Fight Against Cybercrime: Olukoyede Urges Multi-Stakeholder Collaboration
The Executive Chairman of the Economic and Financial Crimes Commission (EFCC), Mr. Ola Olukoyede, has charged stakeholders across the public and private sectors to embrace a holistic cybersecurity built on collaboration, transparency, ethics, and citizen awareness.
Olukoyede made this appeal IN Lagos while delivering the Opening Address at the 2025 FITC/NIBSS ThinkNnovation Cybersecurity Conference 6.0 themed “Securing Tomorrow: Cyber Resilience, Intelligent Defence, and the Architecture of Trust in a Borderless World.” on Wednesday 22, October 2025.
The Chairman, who was represented by Deputy Commander of the EFCC, DCE Ayo Oyewole, Head of Public Affairs, Lagos Directorate 1, called for an intensified national and global response to the growing threat of cyber-enabled financial crimes. He emphasized that cybersecurity is now a shared responsibility that must extend beyond institutional concerns and highlighted the urgency of securing Nigeria’s digital financial landscape against rising cross-border cyber threats.

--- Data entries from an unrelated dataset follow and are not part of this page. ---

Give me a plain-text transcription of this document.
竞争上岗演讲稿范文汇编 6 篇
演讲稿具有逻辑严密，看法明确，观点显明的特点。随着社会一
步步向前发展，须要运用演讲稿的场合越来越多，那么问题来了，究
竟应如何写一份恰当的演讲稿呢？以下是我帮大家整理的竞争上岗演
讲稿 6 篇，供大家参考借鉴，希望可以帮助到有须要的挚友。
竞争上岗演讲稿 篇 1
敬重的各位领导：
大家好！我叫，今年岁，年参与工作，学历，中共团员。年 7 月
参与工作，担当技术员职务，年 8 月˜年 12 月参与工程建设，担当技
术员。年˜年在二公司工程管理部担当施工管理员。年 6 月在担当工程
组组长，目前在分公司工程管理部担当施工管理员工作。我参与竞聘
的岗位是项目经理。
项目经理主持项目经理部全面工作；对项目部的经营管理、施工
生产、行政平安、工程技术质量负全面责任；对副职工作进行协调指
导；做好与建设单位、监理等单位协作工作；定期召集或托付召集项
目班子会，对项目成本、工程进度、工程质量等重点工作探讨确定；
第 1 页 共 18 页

“Cybercrime has evolved from petty fraud to a global criminal enterprise sophisticated, syndicated, and systemically dangerous,” he noted.
“It threatens not just our financial systems, but also national security, democratic institutions, and most importantly, public trust,” he added.

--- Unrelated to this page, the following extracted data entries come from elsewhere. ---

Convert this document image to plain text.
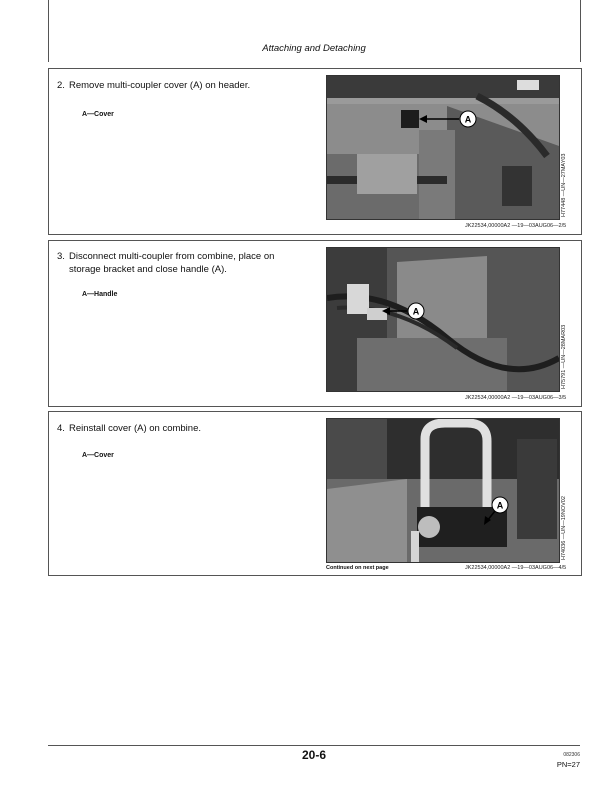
Attaching and Detaching
2. Remove multi-coupler cover (A) on header.
A—Cover	A
H77448 —UN—27MAY03
JK22534,00000A2 —19—03AUG06—2/5
3. Disconnect multi-coupler from combine, place on storage bracket and close handle (A).
A—Handle
A
H75791 —UN—28MAR03
JK22534,00000A2 —19—03AUG06—3/5
4. Reinstall cover (A) on combine.
A—Cover
A	H74036 —UN—19NOV02
Continued on next page	JK22534,00000A2 —19—03AUG06—4/5
20-6	082306
PN=27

He highlighted the Commission’s evolving role in combating cyber-enabled financial crimes, citing recent strategic reforms, including:
The establishment of a Cybercrime Rapid Response Center, operating 24/7 with digital forensic tools and advanced technological capabilities; enhanced collaboration with local and international partners, including NIBSS, CBN, NCC, Interpol, and global Financial Intelligence Units (FIUs), capacity-building initiatives to strengthen the Commission’s workforce in handling increasingly complex digital crimes and the disruption of major cybercrime syndicates, leading to the recovery of billions of naira in stolen assets.

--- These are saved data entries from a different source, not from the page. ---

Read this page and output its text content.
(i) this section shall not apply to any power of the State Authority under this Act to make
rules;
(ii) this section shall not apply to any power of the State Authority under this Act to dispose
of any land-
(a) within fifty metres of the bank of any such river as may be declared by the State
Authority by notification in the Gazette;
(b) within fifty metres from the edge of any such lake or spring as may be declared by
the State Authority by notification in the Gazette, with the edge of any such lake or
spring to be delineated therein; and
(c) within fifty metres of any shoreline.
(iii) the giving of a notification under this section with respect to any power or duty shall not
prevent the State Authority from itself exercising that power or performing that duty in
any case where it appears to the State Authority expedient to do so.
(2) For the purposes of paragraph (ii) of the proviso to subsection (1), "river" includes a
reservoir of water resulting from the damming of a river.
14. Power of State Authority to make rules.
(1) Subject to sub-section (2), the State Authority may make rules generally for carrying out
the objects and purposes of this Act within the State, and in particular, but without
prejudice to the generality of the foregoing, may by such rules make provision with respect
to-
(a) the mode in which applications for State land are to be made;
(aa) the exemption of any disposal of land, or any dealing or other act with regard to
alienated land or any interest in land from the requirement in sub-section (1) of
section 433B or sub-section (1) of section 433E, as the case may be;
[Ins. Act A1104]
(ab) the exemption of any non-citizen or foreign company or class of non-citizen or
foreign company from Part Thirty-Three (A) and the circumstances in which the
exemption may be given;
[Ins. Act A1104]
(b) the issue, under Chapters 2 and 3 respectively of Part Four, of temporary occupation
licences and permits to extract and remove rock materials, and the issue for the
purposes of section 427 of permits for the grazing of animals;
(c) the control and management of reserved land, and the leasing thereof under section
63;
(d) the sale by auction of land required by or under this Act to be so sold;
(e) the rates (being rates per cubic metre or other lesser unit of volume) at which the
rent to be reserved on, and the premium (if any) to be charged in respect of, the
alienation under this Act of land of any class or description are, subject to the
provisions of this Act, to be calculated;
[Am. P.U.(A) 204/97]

“In a digital economy, trust is more valuable than technology. “Every failed transaction or data breach erodes public confidence. We must safeguard this trust as a matter of national security”, he said.
According to him, the EFCC is:
Deepening collaboration with financial institutions to detect and deter insider fraud;
Stepping up efforts to protect depositors from targeted cyberattacks;
Working closely with regulators to strengthen cybersecurity laws and enhance asset recovery mechanisms for digital crimes.
The EFCC Chairman concluded by urging stakeholders to move from awareness to action, from passive defenses to resilient ecosystems, and from basic compliance to systems that inspire enduring trust.